James Gransby

Written by: James Gransby

James Gransby


Over three quarters of NHS workers affected in proposed pension contributions shake up

Figures suggest over three quarters of NHS pension scheme members will see their tiered rate of pension contributions increase as part of the changes proposed by the Department of Health and Social Care. Contributions will increase by up to 1.5 per cent in some cases, reducing take home pay. NHS workers will be further squeezed by the 1.25 per cent Health and Social Care Levy, the revenue from which is unlikely to make its way into the pockets of many of these workers.

Generally, only those earning over £47,846 will be protected from the proposed increases, with anyone earning above those levels either seeing their contributions stay the same or reduce   . Those earning over £111,377 would see their contribution drop from 14.5 per cent to 12.5 per cent if the draft proposals go ahead.

A key reason for the change in rate for higher earners is that their pension from April 2022 will be on a ‘career averaged’ basis which is often less generous compared to their previous ‘final salary linked’ version.

There could also be further bad news on the horizon in 2024.

In July 2020 the Government estimated that removing the unlawful age discrimination highlighted in the McCloud judgment will cost on average around £2.5bn in additional future pension payments for each of the seven years in the 2015 to 2022 remedy period. This equates to approximately £17bn for the whole remedy period across all affected public sector pension schemes.
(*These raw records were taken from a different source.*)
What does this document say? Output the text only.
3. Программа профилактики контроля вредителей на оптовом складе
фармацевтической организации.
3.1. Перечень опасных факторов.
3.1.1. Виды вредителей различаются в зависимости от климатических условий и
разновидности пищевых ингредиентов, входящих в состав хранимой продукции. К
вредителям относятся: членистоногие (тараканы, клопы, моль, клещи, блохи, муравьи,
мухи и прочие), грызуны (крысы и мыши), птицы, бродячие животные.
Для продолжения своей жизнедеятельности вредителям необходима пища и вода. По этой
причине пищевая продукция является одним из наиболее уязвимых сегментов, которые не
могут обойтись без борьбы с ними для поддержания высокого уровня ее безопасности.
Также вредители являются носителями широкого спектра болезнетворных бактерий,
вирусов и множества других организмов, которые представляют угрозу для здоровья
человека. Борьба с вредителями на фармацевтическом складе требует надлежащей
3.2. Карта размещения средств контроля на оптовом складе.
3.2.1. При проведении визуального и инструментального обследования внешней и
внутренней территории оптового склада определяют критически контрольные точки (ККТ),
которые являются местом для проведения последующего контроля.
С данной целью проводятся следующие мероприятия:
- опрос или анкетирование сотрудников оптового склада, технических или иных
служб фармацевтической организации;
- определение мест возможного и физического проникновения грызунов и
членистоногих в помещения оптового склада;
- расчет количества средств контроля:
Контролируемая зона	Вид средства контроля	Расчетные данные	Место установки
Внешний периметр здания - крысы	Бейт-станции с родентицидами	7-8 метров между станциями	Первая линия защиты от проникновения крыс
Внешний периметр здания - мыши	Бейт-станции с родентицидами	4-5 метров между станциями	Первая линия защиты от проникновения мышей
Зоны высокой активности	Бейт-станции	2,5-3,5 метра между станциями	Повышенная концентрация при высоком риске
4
This cost will be factored into the 2020 scheme valuations with employer contribution rates changing from April 2024 to reflect any uplifts required.

Whilst NHS workers might be shielded from any future changes to employer contributions, one particular group who could see an impact from this would be GP partners who pay the employer contributions for their staff members. In recent years, a previous 6.3 per cent uplift in employer contributions has been paid centrally on their behalf until at least 31 March 2022 in England, but whether this will be the case long term, or for any future increases, is yet to be seen.

There is an urgent need for the Government to provide financial respite for the NHS workforce who have not only been on the front line of the pandemic response, but may also be feeling unfairly hammered financially with a below inflation pay award, increased taxes and these proposed elevated pension contributions.